An important turning point has occurred since Biden’s electoral victory. When the Democrats entered the White House, it seemed as though the main conflict of Trump’s presidency—with China—would be smoothed over, while Russia would be isolated and punished harshly. Yet several months on, the new administration’s rhetoric on China has only gotten tougher. It might seem that since the world’s two biggest economies, which are closely intertwined, have fallen out over their differences, they should meet up and resolve their conflict. But Biden has not yet met with the Chinese leader Xi Jinping, and now he has started referring to the question of whether the new coronavirus was in fact made in a Chinese laboratory: an idea previously erroneously believed to be exclusively Trumpist.
China, of course, was not just a random target for Trump’s personal anger. It is objectively a global rival, and any U.S. administration will have to focus on its containment. Before turning to this main task, it would be advisable to solve the Russian question one way or another. Trying to solve it by turning Russia into part of the Western world ended in failure. The only remaining option is to neutralize it, leaving it as its leadership—and, for now, the majority of the population—want to see it.

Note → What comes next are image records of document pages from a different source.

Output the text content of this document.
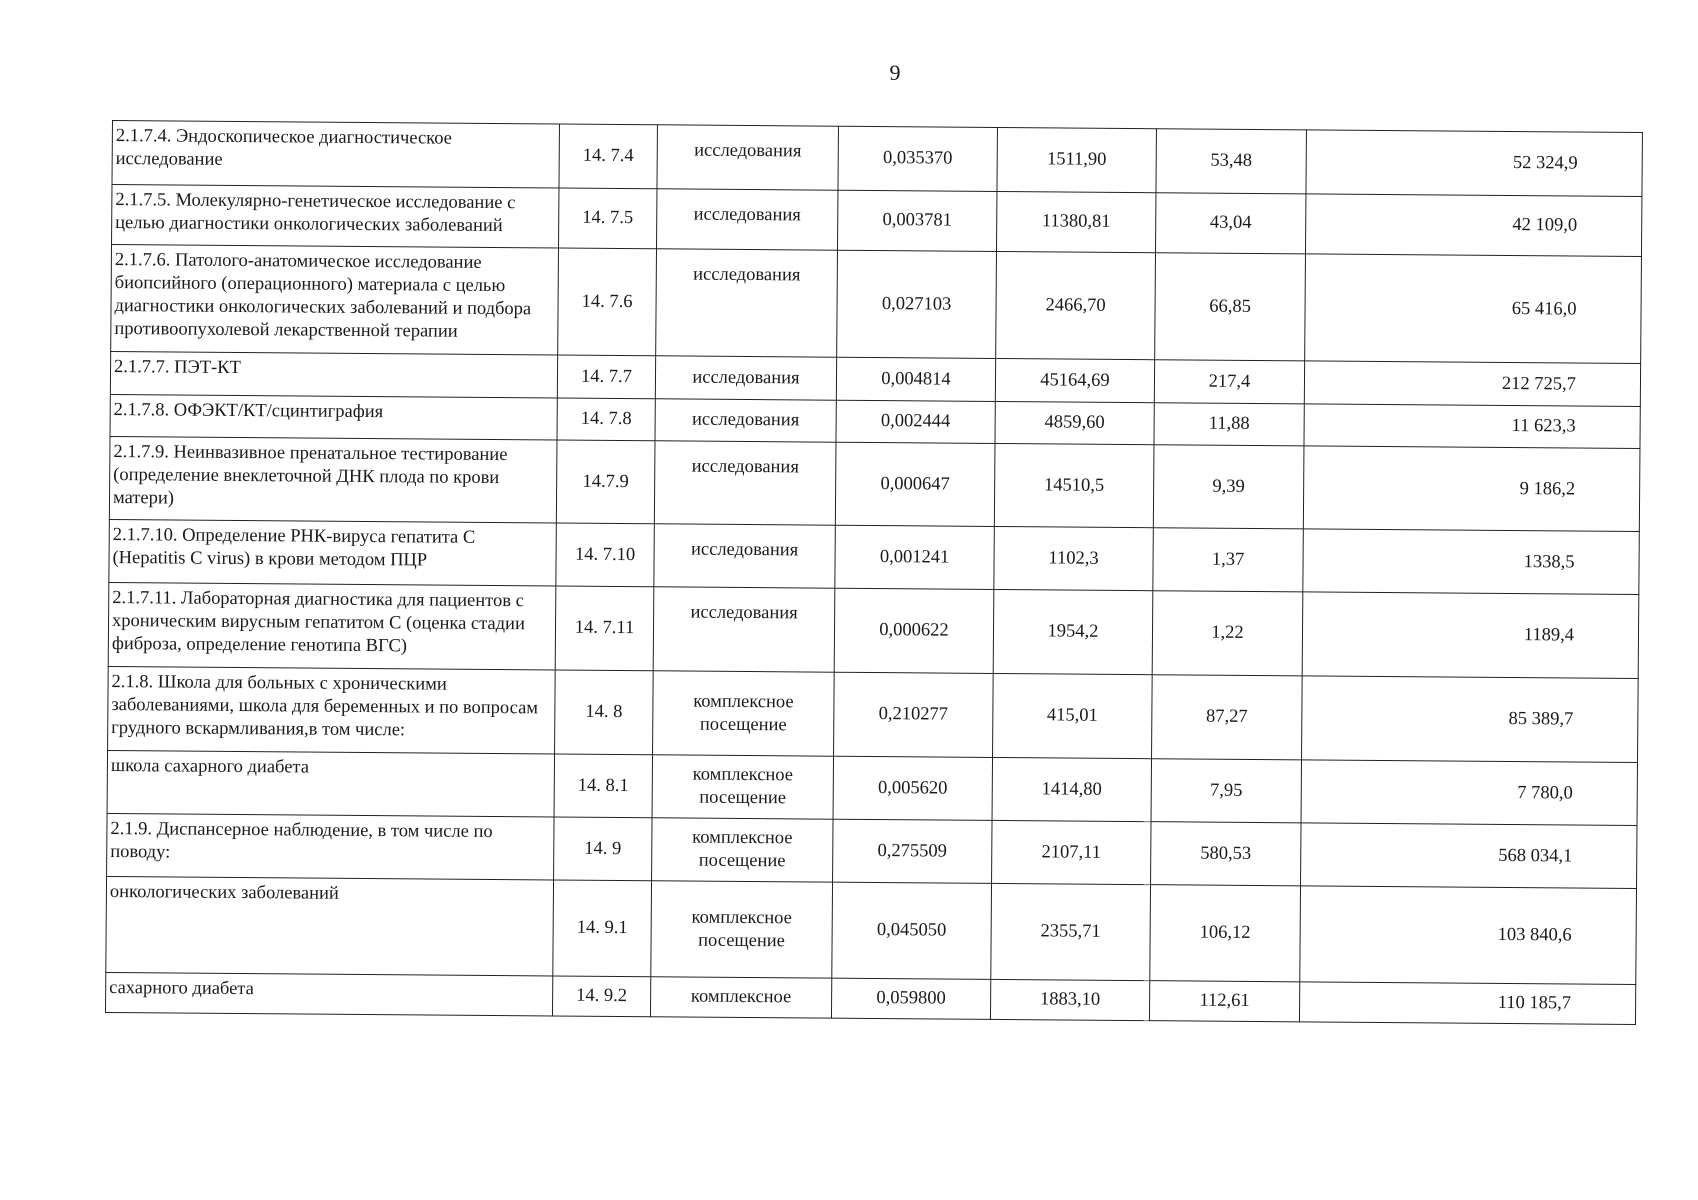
9
2.1.7.4. Эндоскопическое диагностическое исследование	14. 7.4	исследования	0,035370	1511,90	53,48	52 324,9
2.1.7.5. Молекулярно-генетическое исследование с целью диагностики онкологических заболеваний	14. 7.5	исследования	0,003781	11380,81	43,04	42 109,0
2.1.7.6. Патолого-анатомическое исследование биопсийного (операционного) материала с целью диагностики онкологических заболеваний и подбора противоопухолевой лекарственной терапии	14. 7.6	исследования	0,027103	2466,70	66,85	65 416,0
2.1.7.7. ПЭТ-КТ	14. 7.7	исследования	0,004814	45164,69	217,4	212 725,7
2.1.7.8. ОФЭКТ/КТ/сцинтиграфия	14. 7.8	исследования	0,002444	4859,60	11,88	11 623,3
2.1.7.9. Неинвазивное пренатальное тестирование (определение внеклеточной ДНК плода по крови матери)	14.7.9	исследования	0,000647	14510,5	9,39	9 186,2
2.1.7.10. Определение РНК-вируса гепатита С (Hepatitis C virus) в крови методом ПЦР	14. 7.10	исследования	0,001241	1102,3	1,37	1338,5
2.1.7.11. Лабораторная диагностика для пациентов с хроническим вирусным гепатитом С (оценка стадии фиброза, определение генотипа ВГС)	14. 7.11	исследования	0,000622	1954,2	1,22	1189,4
2.1.8. Школа для больных с хроническими заболеваниями, школа для беременных и по вопросам грудного вскармливания,в том числе:	14. 8	комплексное посещение	0,210277	415,01	87,27	85 389,7
школа сахарного диабета	14. 8.1	комплексное посещение	0,005620	1414,80	7,95	7 780,0
2.1.9. Диспансерное наблюдение, в том числе по поводу:	14. 9	комплексное посещение	0,275509	2107,11	580,53	568 034,1
онкологических заболеваний	14. 9.1	комплексное посещение	0,045050	2355,71	106,12	103 840,6
сахарного диабета	14. 9.2	комплексное	0,059800	1883,10	112,61	110 185,7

Biden hasn’t forfeited the theoretical possibility of ending the active standoff with Russia and starting to replace chaos with a relationship built out of the ruins of Russia’s Western path, and a new contractual order with Russia. For Putin, it’s a chance to make clear that reaching an agreement with Russia is no guarantee of any future Western leanings, and that the West must accept Russia as it is, as it did during the previous era of bipolarity. And even if Russia’s current leader stays in power longer than was previously announced during the more Western-leaning years, that does not mean that the agreements reached during that time are now null and void.